More confusion over government housing schemes

There are 400,000 homes waiting to be built by councils, a think tank says, but the government limits how much they can borrow. But hold on - doesn't the government actually incentivise councils to build homes?

by Emma Haslett
Last Updated: 10 Sep 2013
George Osborne giveth, George Osborne taketh away: particularly when it comes to housing, where the Treasury is giving out decidedly mixed messages.

A new study by the Local Government Association has found almost 400,000 homes in the UK have planning permission – but councils can’t get to work on building them because of restrictions on the amount local authorities are allowed to spend on new housing.

According to the LGA, which represents 350 councils in England, councils are limited in terms of how much they can borrow against their existing housing stock to build new homes because council borrowing is set against the national deficit. The government is (understandably) reluctant to allow anything which might push the deficit up.

Which is odd, given the fact that when councils do manage to build new homes, they are actually rewarded by the government. The local authorities that built the most homes were awarded £1.3bn this year under the New Homes Bonus, a government scheme introduced to incentivise councils to… build new homes. If MT is confused, how do councils feel?

An LGA spokesperson pointed out to MT this morning that when councils do borrow money, they do so under a prudential code. Because of that, they have a ‘proven record of demonstrating responsibility’ (just don’t mention Icelandic banks).

‘Councils need to be able to build more homes, because clearly the private sector isn’t delivering at the moment,’ he added.

He has a point. Although housebuilders have had a stonking few months, as evidenced by results published this week by Bovis and Persimmon, the number of homes they’re building hasn’t risen much.

Operating profit in the six months to June rose to £20.4m at Bovis, up from £13.6m last year, while pre-tax profit at Persimmon rose by 40% to £135.3m in its first half.
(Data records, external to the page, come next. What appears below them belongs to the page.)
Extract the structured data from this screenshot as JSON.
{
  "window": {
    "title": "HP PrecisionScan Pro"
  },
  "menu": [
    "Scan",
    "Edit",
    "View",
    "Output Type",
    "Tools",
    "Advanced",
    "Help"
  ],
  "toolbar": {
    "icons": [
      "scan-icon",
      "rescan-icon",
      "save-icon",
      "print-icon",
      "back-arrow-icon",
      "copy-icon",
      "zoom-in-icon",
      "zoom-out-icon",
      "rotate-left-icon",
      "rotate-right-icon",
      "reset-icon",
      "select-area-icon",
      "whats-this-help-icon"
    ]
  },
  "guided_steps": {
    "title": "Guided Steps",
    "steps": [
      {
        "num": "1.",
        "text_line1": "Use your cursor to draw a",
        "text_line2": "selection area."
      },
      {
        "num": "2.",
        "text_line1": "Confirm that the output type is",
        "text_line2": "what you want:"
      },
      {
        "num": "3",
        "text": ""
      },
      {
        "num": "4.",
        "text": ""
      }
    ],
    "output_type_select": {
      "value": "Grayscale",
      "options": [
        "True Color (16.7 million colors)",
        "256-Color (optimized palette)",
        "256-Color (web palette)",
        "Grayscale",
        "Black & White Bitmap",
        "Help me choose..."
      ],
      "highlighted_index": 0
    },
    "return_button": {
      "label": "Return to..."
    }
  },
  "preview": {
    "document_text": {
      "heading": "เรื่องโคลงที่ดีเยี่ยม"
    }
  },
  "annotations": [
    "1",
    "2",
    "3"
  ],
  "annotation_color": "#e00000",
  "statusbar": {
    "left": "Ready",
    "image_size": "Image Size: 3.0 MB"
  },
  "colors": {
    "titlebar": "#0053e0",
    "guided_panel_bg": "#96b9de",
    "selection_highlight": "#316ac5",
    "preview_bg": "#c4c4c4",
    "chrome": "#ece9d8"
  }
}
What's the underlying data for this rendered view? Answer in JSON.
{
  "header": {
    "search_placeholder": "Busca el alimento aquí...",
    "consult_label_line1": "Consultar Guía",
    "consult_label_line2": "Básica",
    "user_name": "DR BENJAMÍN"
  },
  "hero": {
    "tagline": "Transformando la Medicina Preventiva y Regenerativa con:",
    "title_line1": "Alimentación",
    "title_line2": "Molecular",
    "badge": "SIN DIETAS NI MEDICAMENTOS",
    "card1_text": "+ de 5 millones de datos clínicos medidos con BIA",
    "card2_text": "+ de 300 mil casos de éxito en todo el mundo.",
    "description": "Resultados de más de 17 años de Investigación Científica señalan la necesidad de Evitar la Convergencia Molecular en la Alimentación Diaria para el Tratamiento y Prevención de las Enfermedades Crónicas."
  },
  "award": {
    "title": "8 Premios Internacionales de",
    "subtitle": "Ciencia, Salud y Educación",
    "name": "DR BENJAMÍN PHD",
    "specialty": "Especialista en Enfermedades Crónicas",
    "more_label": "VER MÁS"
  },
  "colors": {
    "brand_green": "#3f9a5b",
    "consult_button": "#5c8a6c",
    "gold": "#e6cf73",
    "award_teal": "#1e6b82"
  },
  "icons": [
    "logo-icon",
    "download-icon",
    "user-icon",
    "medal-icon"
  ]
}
Completions, though, barely edged up during the period: at Bovis, it rose from 944 homes in 2012 to 963 this year, while completions at Persimmon rose by just 7%, from 4,712 in 2012 to 5,022.

So housebuilders may be delivering for their shareholders, but with an estimated shortage of 100,000 new homes a year – and extra help in the form of the much-maligned Help to Buy scheme – the onus is now on them to put their money where their mouth is and start delivering for councils and would-be homeowners, too.